QuaTrEx Package: The implementation of these models and algorithms into a novel, open-source package named QuaTrEx.
Scalable Parallel Solver: A demonstration of weak scaling on the Frontier supercomputer, achieving 80% parallel efficiency when scaling from 1 to 9,400 nodes (75,200 GPUs) for a silicon nano-ribbon simulation.
Inclusion of Scattering: Successful simulation of a silicon nano-ribbon (25,344 atoms) including self-consistent electron-electron interactions (GW approximation), moving beyond the ballistic limit.
ML-Driven Hamiltonian Prediction: Development of an EGNN capable of predicting Hamiltonian matrices for devices with thousands of atoms, trained on a single configuration to handle varying physical states.

Results

Silicon Nano-Ribbon Simulation: The authors simulated a 52.1 nm long silicon nano-ribbon with 25,344 atoms. The results confirmed that including electron-electron interactions (via self-consistent GW) slightly increases the band gap, consistent with theoretical expectations. The study also validated current conservation across the device despite variations in spectral current distribution along the transport direction.
Performance: The parallel implementation successfully handled the full scale of the Frontier supercomputer, demonstrating the feasibility of simulating large-scale devices with carrier-carrier scattering.
Machine Learning Accuracy: For the Valence Change Memory (VCM) cell application, the EGNN achieved an average error of approximately 2 meV in Hamiltonian entries compared to DFT. However, the authors note that while this error is comparable to state-of-the-art molecular predictions, it is currently not accurate enough to fully reproduce the transmission function behavior of the device.

Significance and Claims
The paper claims that the combination of the Serinv parallelization strategy and dedicated numerical algorithms unlocks the ability to explore device sizes and functionalities closer to experimental reality, including relevant physical effects like carrier-carrier scattering that were previously too computationally expensive.
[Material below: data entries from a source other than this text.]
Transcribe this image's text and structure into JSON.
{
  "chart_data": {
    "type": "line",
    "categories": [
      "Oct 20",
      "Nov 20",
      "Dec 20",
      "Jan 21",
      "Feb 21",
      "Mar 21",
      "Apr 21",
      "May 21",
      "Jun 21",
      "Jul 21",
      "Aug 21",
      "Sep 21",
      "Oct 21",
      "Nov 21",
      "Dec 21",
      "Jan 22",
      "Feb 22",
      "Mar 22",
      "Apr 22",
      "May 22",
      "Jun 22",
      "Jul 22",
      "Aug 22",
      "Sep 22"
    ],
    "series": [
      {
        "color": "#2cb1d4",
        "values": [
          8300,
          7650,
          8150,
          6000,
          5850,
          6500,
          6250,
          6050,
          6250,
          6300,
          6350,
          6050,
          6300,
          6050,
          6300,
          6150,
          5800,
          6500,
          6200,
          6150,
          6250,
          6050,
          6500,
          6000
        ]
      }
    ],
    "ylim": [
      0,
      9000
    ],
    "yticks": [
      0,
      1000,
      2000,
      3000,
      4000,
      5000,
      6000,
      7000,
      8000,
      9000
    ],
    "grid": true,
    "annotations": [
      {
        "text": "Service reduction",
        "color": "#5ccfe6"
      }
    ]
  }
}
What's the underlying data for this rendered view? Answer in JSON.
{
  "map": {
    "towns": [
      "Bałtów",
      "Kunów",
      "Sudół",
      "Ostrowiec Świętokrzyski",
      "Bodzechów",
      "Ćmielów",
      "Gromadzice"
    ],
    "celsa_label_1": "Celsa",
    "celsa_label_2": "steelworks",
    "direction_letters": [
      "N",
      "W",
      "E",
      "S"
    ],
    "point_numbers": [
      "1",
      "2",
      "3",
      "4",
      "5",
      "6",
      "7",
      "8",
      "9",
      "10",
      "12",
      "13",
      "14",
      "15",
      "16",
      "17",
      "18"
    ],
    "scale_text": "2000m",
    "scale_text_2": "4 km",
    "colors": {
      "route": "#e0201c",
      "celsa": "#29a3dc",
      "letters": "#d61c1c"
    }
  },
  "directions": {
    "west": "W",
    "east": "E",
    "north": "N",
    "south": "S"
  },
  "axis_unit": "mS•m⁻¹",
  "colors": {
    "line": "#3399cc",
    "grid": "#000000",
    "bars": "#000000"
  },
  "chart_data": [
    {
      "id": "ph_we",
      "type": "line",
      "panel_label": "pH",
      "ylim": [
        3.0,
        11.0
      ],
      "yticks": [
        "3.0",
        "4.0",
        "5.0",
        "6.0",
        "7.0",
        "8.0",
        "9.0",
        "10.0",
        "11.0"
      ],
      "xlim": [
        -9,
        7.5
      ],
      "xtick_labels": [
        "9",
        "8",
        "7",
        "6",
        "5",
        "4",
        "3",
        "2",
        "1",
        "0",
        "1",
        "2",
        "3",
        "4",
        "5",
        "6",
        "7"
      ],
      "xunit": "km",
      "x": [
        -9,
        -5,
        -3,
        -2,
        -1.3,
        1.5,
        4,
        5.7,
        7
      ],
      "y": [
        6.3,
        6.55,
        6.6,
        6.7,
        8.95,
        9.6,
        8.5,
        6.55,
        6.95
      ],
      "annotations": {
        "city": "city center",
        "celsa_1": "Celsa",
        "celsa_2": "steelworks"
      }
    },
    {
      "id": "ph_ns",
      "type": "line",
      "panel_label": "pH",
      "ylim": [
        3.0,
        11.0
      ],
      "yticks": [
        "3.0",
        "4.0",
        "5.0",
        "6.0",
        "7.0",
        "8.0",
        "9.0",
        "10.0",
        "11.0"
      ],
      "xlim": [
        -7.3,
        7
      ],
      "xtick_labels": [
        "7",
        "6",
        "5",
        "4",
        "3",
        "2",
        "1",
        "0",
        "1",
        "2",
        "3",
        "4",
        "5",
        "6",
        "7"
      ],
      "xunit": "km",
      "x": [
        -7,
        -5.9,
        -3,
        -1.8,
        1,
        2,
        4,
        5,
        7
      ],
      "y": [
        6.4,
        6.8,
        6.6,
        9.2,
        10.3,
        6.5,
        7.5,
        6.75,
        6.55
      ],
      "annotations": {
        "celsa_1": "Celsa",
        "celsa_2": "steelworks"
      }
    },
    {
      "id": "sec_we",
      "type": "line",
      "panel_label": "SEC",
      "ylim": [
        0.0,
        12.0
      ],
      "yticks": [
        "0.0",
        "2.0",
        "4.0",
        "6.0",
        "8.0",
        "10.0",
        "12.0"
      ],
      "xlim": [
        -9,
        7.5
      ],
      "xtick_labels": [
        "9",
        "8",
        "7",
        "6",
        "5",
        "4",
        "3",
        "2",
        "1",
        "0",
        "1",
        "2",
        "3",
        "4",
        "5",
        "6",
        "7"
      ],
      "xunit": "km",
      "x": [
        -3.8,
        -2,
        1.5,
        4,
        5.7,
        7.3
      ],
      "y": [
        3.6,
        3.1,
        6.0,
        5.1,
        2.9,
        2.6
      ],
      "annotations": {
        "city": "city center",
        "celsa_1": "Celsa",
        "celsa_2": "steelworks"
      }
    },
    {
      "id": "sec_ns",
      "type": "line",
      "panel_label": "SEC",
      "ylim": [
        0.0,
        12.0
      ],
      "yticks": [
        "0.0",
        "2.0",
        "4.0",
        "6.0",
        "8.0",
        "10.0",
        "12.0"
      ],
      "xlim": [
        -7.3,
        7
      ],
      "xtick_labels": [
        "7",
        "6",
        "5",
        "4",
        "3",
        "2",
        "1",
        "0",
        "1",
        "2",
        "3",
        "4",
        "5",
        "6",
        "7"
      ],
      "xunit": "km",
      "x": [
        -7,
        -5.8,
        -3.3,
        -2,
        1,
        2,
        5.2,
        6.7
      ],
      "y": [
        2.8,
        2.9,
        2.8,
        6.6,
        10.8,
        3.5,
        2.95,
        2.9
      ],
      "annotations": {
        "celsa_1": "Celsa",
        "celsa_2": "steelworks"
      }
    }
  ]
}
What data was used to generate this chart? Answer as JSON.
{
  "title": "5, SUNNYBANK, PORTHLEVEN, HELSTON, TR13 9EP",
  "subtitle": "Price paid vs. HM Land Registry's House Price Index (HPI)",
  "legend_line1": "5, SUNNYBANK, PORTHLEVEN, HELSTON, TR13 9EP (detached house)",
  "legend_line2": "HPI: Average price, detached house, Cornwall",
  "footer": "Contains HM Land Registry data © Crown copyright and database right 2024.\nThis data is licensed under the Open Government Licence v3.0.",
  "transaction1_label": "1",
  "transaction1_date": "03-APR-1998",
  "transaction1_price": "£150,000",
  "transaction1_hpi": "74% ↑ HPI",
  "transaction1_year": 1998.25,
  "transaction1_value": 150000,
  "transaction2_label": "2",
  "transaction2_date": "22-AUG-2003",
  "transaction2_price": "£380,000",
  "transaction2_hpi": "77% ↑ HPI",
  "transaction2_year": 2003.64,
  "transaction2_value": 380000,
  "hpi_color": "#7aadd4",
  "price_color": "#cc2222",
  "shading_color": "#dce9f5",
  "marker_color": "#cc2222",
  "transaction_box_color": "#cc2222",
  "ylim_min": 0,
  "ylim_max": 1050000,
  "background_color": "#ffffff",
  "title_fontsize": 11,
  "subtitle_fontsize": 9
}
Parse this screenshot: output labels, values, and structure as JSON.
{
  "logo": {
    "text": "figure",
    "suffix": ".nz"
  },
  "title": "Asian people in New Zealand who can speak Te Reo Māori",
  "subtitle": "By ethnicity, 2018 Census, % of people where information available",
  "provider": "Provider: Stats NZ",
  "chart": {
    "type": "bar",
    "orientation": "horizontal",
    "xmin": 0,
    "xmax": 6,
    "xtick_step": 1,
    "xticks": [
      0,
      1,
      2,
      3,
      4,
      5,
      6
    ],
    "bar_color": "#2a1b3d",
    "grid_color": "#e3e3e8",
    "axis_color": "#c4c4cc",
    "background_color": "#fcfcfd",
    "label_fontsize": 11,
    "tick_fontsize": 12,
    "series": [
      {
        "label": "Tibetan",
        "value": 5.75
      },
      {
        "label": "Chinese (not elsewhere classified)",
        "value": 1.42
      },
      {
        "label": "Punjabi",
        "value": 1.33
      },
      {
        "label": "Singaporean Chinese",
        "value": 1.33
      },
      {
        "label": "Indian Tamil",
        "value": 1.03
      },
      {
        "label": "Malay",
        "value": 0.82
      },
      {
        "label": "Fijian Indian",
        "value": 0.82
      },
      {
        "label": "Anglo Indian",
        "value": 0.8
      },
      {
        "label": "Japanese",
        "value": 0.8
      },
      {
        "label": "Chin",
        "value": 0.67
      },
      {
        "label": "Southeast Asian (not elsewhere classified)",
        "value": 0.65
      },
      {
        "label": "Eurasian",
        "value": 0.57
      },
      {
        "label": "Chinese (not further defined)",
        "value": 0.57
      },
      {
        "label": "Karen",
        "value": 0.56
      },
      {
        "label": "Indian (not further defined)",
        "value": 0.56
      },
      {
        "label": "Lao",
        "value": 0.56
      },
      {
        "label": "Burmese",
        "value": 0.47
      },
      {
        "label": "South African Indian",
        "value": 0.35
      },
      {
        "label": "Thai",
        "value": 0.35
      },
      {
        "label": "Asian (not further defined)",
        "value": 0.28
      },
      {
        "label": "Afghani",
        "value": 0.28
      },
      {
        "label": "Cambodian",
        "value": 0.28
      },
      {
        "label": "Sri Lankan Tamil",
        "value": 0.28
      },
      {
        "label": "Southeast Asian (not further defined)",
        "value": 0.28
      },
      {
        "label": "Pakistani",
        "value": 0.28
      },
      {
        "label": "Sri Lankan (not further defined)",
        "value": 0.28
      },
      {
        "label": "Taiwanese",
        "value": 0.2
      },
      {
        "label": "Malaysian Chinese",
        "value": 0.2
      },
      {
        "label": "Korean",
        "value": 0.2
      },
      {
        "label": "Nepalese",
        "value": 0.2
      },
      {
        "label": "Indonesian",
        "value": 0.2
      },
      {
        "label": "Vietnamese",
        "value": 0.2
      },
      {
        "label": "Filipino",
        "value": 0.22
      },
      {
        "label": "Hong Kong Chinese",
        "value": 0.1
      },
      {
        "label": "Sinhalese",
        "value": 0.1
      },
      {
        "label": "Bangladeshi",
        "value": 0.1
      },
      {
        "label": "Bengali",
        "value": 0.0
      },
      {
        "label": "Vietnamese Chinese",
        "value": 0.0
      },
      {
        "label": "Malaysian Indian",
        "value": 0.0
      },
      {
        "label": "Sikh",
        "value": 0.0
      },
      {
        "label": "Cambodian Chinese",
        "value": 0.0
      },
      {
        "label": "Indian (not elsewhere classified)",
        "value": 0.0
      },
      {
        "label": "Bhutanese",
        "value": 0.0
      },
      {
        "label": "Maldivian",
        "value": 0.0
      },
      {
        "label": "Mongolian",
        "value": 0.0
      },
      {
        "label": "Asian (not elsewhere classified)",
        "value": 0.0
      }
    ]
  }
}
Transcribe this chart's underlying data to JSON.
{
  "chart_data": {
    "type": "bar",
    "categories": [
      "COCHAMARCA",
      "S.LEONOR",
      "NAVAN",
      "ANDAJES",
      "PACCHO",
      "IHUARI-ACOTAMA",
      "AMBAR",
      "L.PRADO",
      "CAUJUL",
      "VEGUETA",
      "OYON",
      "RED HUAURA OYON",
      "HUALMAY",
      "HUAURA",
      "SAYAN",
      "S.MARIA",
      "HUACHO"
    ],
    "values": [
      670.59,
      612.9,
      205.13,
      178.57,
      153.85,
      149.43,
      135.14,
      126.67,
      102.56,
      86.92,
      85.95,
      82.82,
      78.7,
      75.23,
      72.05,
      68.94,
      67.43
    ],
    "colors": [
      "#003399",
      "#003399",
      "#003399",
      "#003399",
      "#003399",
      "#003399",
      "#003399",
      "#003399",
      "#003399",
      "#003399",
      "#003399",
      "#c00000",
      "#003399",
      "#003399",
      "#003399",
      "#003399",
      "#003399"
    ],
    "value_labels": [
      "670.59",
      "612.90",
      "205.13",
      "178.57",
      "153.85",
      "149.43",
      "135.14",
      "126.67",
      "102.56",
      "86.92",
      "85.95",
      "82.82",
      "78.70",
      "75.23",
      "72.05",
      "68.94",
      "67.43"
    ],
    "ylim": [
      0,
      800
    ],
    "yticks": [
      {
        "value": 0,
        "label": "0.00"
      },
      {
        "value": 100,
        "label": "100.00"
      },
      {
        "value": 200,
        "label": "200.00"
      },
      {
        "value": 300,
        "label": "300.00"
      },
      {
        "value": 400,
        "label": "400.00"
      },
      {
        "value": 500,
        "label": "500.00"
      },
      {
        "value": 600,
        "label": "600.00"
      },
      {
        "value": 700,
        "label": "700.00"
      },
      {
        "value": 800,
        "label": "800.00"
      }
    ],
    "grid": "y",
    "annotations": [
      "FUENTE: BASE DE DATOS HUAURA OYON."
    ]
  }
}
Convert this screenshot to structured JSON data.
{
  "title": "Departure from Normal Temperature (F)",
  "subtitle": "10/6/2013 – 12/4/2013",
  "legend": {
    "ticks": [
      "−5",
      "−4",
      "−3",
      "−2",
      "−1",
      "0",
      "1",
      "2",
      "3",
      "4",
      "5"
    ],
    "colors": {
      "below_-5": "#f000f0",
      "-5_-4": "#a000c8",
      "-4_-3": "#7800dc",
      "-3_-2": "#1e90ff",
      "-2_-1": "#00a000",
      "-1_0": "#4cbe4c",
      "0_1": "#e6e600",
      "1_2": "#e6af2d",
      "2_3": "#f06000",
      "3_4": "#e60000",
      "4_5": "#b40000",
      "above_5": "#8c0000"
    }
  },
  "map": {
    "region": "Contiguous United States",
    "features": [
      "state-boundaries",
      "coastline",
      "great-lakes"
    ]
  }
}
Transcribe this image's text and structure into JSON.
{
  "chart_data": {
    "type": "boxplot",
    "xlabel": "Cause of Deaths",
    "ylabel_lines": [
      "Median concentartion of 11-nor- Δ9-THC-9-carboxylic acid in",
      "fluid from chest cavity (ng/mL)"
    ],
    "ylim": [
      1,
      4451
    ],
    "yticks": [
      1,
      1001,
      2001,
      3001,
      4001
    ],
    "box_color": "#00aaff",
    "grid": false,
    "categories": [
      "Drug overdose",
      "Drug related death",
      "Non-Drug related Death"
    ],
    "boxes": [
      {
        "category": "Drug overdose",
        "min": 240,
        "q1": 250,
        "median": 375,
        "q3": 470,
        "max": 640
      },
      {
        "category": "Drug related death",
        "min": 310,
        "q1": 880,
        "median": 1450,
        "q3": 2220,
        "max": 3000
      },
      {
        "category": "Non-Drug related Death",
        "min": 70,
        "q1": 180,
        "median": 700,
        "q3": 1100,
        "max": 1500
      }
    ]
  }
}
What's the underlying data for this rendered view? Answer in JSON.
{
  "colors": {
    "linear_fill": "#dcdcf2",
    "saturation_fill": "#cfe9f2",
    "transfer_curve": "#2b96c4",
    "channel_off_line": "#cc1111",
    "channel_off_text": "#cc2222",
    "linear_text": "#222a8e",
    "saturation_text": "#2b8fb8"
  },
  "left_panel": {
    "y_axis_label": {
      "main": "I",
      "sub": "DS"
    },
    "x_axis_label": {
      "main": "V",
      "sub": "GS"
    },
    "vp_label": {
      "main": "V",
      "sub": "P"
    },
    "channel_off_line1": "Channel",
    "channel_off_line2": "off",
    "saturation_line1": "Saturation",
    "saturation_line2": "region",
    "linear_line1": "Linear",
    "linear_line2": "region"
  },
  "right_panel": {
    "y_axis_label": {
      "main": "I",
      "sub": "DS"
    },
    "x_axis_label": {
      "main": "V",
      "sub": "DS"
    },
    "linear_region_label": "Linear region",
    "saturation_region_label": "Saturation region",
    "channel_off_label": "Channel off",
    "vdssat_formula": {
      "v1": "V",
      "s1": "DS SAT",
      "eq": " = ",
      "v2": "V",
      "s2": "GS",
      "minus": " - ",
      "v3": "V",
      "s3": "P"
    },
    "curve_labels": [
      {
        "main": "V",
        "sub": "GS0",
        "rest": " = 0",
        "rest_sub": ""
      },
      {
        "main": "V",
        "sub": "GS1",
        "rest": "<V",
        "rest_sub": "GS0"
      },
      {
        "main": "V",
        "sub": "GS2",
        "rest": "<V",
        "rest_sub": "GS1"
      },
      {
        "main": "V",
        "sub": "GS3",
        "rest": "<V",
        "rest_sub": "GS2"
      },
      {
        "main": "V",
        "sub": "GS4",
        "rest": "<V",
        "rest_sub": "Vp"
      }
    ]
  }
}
Regarding machine learning, the authors present it as a promising avenue to partially eliminate the need for repeated DFT calculations, particularly for devices with time-evolving atomic geometries. However, they remain modest about the current state of this technology, acknowledging that while the scaling benefits are significant ( $O(N)$ vs $O(N^3)$ ), the predictive accuracy for complex transport properties (like transmission functions) is not yet sufficient for full replacement of first-principles methods. The work serves as a foundational step toward integrating ML into ab-initio QT workflows.